As it turned out, that may not have been the case in 2010. The best numbers guys in Harrisonburg – me and one other guy – agreed that turnout might reach 5,000 and could even reach the extreme high of 5,500. Imagine my surprise when I ran into Ted Byrd at Waterman precinct in mid-afternoon and he told me 5,800 people had already voted. (The day’s turnout was eventually 6,200.)
What that meant in political terms was that even with no Democratic nominee on the ballot against Bob Goodlatte, the congressional race was driving the turnout. It was the Tea Party year, when Sarah Palin was predicting the death panels that wouldn’t become relevant until Trump bungled the pandemic response. Turnout was driven by a lie, much the same as it will be if Critical Race Theory and bathroom usage decide School Board races this year.
The 2021 governor’s race will still be top of the ballot and the main driver of turnout, but a clue to the power of CRT, bathrooms, and anti-mask sentiment will be in the percentage of voters who stick with the ballot long enough to vote in, for instance, the Rockingham District 3 School Board race. And it’s worth noting that local races can still predominate in an odd-numbered year, but only when those once-in-a-generation changes of clerk, sheriff, or prosecutor occur.
The Democratic version of the Tea Party year was the 2018 election. Antipathy toward Trump and GOP Senate nominee Corey Stewart drove turnout in a way that gave Tim Kaine the largest winning percentage in a U.S. Senate race in politically modern times against a serious party nominee in a non-presidential year. (The number of qualifications here is to insulate Kaine against jealousy or envy from any other United States senators from Virginia who might have a competitive streak.) Sensible projections said 45% turnout statewide and maybe 10,000 voting in Harrisonburg for the first time in a non-presidential year.

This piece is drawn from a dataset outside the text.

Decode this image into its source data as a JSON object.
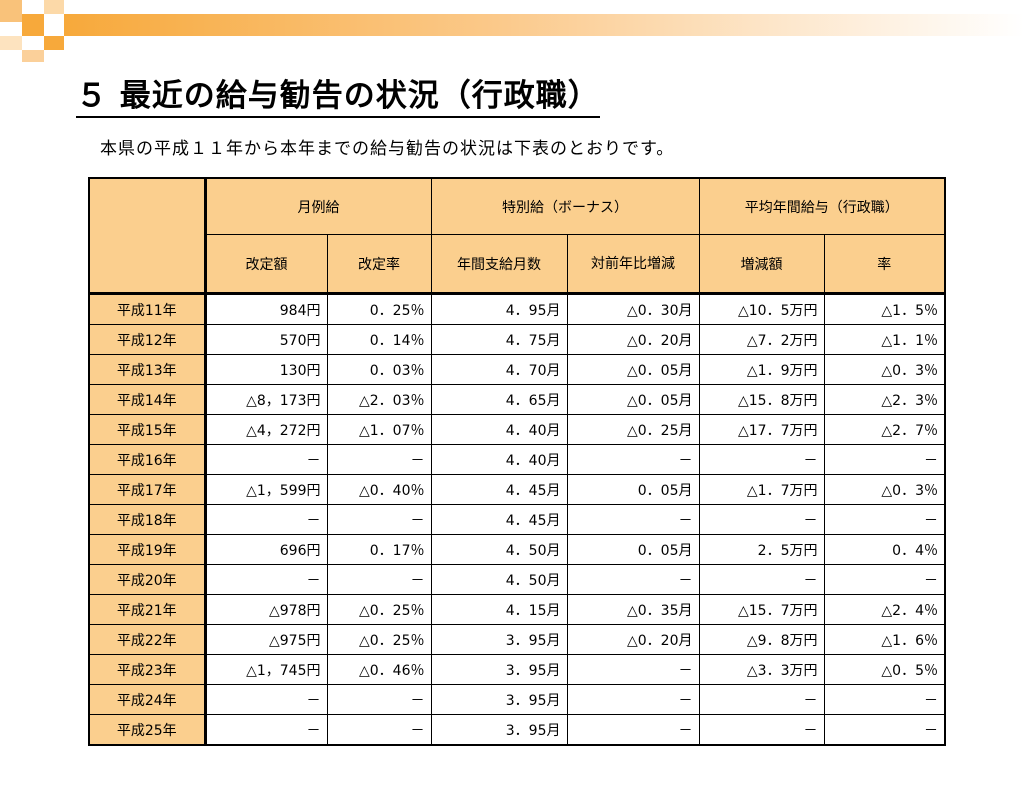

Actual turnout was almost 60% statewide and close to 14,000 in the city.
Locally, the turnout in 2018 meant Sal Romero and Chris Jones were elected the day they were nominated by the Democratic Party. (HHS2 enhanced the margin of victory, but didn’t produce the win.) The Republicans tried everything, from running a Republican as an independent to providing false voting instructions at the polls, but their candidates didn’t really have a chance.
So what does all this mean locally going into 2022?
To begin with, anomalous turnout such as 2010, 2018, or, going back some, the 2000 city council election is driven by negatives. Respectively, no death panels, no Corey/Trump, no golf course. (Two out of three ain’t bad.) The question next year will be whether any large negatives drive turnout on either side.
The Pubs have the advantage there because they’ve been able to add anti-vax sentiment, bathroom usage, and non-existent teaching of critical race theory to their unholy trinity of guns, abortion, and election fraud. The strong negatives are on their side, with the question being whether those are enough to increase turnout in the congressional race. As it stands right now, Ben Cline will win reelection against Jen Lewis, but a nomination fight from Danny Lebeau could increase interest, as could fabricated demonization of the eventual Dem nominee.
There are at least three scenarios for the Harrisonburg City Council race. If turnout is strong enough in the Congressional race, that could be the driver of the Harrisonburg City Council election. If arguments over bathrooms and the right to infect one’s neighbors hold sway, a Republican could do better than usual in an increasingly Democratic city. If the Democratic turnout advantage continues to recover from the pandemic – student registration dropped and isn’t all the way back – backlash against Cline could negate any GOP chances. But if the Congressional race is relatively lackluster, city council could be a truly local race, with a serious opening for a stealth Republican or a true independent.
With an election in 17 days, discussion of the next election becomes like Christmas decorations and sales; It doesn’t matter how early you start, it’ll be too soon for some folks, and only the people directly involved understand the reasons for starting as early as possible.